At the start of the infusion, you may not have noticeable effects. As the infusion progresses, you will not lose consciousness and should feel relaxed. Most patients experience a dissociative effect, which is an out of body experience where they partially lose awareness of their body. It has been described as a feeling of “lightness” or “floating”, which some say feels as a “weight being lifted off their shoulders”. Most patients find this bizarre, but pleasurable and the experience is generally well tolerated. A staff member will be checking on you throughout the infusion at regular intervals to monitor your vital signs.  After every infusion, patients are monitored for at least 30 minutes before leaving the clinic.
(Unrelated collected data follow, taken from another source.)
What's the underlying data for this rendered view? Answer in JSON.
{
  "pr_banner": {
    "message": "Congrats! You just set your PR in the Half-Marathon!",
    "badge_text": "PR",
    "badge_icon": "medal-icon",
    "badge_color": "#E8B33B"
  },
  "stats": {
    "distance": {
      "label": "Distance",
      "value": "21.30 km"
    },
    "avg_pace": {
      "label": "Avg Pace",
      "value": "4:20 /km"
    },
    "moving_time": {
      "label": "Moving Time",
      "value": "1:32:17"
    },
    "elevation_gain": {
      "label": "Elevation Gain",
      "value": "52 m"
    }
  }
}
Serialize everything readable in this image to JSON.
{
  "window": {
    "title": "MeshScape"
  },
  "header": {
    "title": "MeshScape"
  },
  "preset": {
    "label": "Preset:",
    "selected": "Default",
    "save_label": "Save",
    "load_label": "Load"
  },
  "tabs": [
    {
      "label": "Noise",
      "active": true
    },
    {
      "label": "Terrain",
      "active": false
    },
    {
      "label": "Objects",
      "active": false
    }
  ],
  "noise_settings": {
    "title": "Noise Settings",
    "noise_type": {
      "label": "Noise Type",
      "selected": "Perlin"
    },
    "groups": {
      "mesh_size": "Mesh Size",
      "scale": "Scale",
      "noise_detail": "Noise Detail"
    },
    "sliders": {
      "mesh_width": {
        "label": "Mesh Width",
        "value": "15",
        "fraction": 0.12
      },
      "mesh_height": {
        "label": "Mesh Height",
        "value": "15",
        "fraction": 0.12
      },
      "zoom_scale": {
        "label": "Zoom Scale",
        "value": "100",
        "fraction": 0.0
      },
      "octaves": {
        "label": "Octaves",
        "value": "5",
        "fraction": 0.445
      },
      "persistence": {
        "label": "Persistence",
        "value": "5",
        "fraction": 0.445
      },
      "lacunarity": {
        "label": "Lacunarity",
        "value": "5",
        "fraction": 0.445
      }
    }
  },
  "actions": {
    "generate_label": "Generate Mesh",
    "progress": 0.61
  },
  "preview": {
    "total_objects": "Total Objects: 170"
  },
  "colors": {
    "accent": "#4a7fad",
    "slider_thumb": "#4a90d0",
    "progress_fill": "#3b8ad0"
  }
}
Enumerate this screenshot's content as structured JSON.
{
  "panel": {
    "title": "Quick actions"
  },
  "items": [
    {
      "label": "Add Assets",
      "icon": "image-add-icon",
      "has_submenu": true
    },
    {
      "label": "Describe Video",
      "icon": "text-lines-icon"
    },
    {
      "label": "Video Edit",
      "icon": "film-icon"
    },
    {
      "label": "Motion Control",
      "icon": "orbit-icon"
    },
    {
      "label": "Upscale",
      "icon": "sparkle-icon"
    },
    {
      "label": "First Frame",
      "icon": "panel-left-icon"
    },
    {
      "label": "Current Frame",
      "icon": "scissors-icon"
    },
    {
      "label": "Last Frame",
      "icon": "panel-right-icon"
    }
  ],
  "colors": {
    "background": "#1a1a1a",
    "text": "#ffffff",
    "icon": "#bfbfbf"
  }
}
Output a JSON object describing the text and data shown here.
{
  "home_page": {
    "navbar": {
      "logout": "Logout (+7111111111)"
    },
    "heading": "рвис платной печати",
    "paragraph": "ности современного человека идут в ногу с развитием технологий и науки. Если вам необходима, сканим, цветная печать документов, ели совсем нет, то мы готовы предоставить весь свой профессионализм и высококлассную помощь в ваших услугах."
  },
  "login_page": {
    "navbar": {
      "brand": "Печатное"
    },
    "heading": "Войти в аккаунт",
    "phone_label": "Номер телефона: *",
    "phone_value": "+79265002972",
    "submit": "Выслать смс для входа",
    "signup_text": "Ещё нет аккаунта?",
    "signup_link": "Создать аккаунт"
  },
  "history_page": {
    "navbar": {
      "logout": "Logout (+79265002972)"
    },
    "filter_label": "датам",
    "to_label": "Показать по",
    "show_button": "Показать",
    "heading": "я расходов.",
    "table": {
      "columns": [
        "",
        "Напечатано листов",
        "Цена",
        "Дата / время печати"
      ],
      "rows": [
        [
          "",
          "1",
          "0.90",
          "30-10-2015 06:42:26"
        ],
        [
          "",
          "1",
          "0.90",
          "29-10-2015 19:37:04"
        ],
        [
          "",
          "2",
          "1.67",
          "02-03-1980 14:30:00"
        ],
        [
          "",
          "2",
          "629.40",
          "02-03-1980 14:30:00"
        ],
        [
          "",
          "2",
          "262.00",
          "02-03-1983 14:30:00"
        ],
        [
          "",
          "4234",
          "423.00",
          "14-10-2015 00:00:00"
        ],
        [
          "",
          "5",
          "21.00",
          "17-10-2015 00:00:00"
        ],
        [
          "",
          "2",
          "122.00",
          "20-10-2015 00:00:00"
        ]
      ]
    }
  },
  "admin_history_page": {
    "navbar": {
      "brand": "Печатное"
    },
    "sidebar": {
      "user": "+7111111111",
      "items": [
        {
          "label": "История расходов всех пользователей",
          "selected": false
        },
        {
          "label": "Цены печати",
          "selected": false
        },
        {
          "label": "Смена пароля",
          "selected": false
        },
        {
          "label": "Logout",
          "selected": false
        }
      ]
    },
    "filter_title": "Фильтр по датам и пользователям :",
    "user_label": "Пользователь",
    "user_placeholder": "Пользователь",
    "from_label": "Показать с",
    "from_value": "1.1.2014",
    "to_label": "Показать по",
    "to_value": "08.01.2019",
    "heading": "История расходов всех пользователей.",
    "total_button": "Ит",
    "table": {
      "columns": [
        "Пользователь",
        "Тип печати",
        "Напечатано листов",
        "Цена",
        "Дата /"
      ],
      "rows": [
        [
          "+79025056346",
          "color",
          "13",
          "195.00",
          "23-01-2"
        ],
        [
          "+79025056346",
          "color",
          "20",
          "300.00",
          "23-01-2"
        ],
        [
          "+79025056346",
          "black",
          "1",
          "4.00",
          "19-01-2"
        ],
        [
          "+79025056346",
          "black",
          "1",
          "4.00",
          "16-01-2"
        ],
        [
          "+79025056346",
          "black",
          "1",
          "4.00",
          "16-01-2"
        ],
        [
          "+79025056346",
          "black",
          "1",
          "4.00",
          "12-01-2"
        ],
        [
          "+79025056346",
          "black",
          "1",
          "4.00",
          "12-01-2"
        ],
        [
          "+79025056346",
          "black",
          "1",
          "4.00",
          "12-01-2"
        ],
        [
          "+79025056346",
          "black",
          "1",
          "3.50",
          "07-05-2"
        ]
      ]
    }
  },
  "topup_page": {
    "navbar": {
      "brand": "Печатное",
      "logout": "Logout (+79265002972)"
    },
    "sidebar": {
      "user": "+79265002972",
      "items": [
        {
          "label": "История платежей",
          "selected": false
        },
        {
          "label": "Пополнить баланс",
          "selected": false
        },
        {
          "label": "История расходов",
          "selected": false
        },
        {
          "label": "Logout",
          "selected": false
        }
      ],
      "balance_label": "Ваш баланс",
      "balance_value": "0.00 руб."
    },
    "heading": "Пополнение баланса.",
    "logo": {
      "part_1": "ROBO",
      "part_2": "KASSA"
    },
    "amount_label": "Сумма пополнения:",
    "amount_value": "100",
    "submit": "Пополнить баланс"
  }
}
Patients must not operate heavy machinery or a vehicle for 24-hours. All patients have to arrange transportation or a ride home after each infusion.

After the infusion, you may notice positive effects in as soon as 30 minutes, but typically improvements begin several hours post-treatment.

The effects of a single infusion typically can last up to two weeks. After a series of six infusions, some people can remain symptom-free for several months. We offer the option of booster infusions, which can be given monthly or a few times per year as needed.